9. The adjustable light beam device of claim 8 wherein the plurality of blocking members are substantially equally spaced apart from one another and the resilient snaps are substantially equally spaced apart from one another.
10. The adjustable light beam device of claim 8 wherein each of the plurality of blocking members horizontally extends across a width of a corresponding one of the plurality of slots.
11. The adjustable light beam device of claim 10 wherein the resilient snaps have a lateral extension portion which extends outward from a body of the tube component such that the lateral extension portions of the snaps are correspondingly engageable with the blocking members formed in the slots of the channel member to resist movement of the tube component in the one direction.
12. The adjustable light beam device of claim 11 wherein the resilient snaps further comprise an arched portion extending down from the lateral extension portion to a bottom end of the tube component.
13. The adjustable light beam device of claim 8 further comprising a plurality of rib members on an outer wall of the tube component to provide a tight fit with the inner portion of the channel member.

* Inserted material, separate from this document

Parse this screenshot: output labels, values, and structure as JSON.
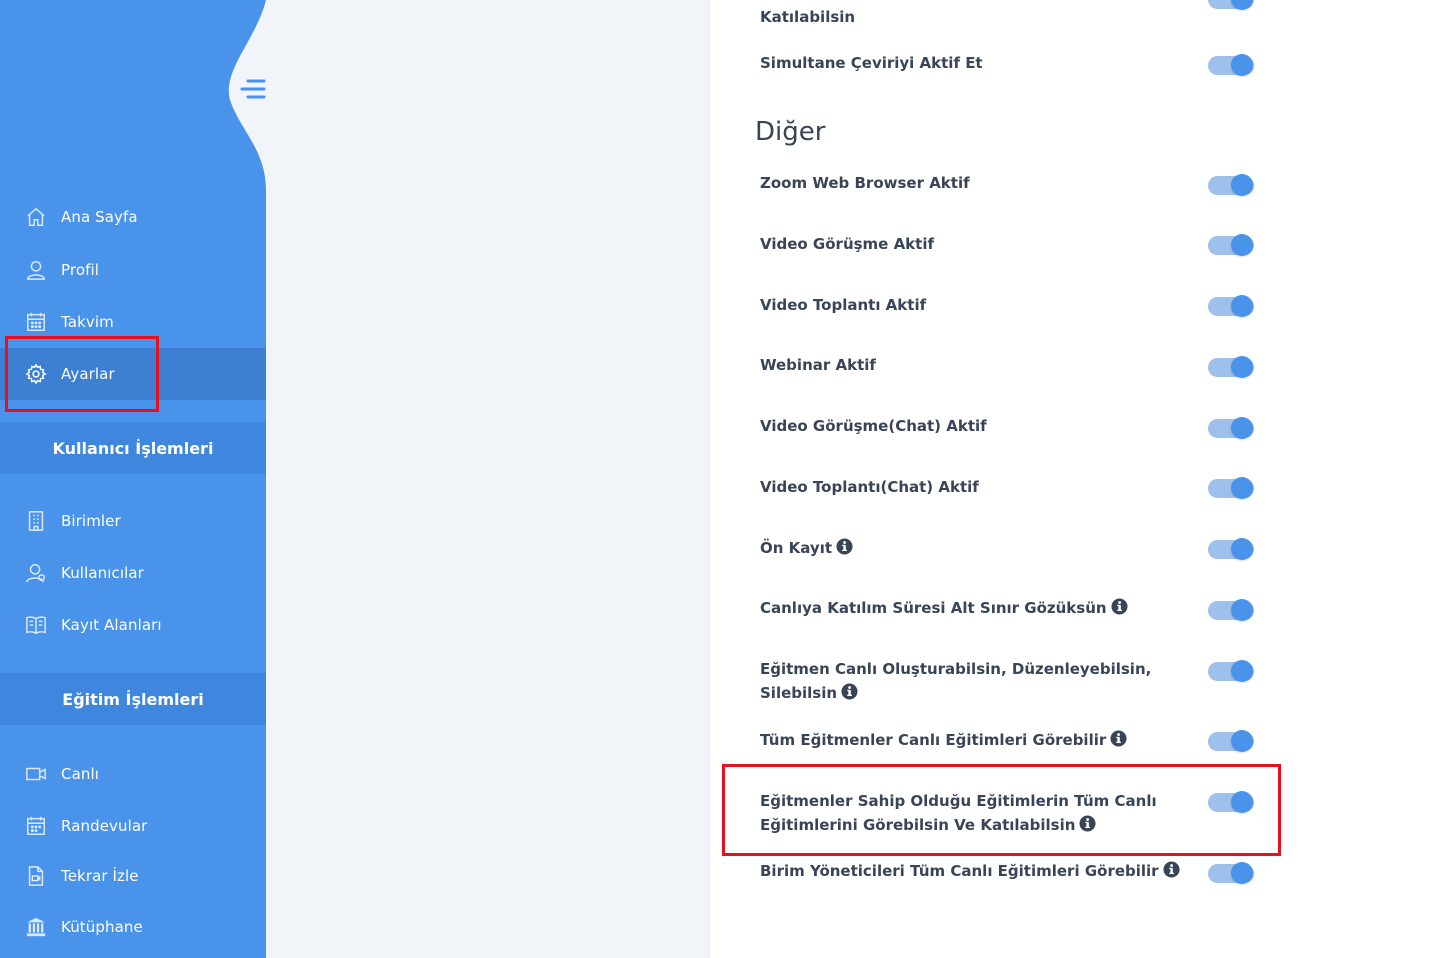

14. The adjustable light beam device of claim 13 wherein the tube component further comprises a flanged section to resist slidable movement of the tube component in another direction upon abutment with one end of the channel member.
15. The adjustable light beam device of claim 13 wherein the tube component further comprises a light clipping member extending across an interior portion of the tube component, and wherein the light clipping member includes a tapered hole extending from a wide opening to a narrow opening.
16. The adjustable light beam device of claim 1 wherein the channel member has a plurality of thread members formed on the inner portion for mating engagement with another plurality of thread members formed on an outer body portion of the tube component such that the tube component is able to move within the channel member upon rotational movement of the tube component.
17. A method of adjusting a light beam diameter in a vehicle lamp assembly, comprising:
positioning a channel member, with an outer portion and an inner portion, of a lamp housing proximate to a light source capable of emitting a beam of light;
positioning a tube component within the inner portion of the channel member such that the tube component is able to be adjustably moved along the inner portion of the channel member; and
varying a diameter of the beam of light as the tube component is moved along the inner portion of the channel.
18. The method of claim 17 further comprising positioning a plurality of resilient snap members of the tube component into corresponding slots formed in the inner portion of the channel member;
slidably moving the resilient snap members along the corresponding slots; and
engaging the resilient snap members of the tube component with corresponding blocking members formed in the slots to resist movement of the tube component in one direction.
19. The method of claim 18 further comprising moving a flange member of the tube component to abut with an end of the channel member to resist movement of the tube component in another direction.
20. The method of claim 19 further comprising providing a light clipping member, having a light blocking section and a tapered hole, to extend across an interior portion of the tube component.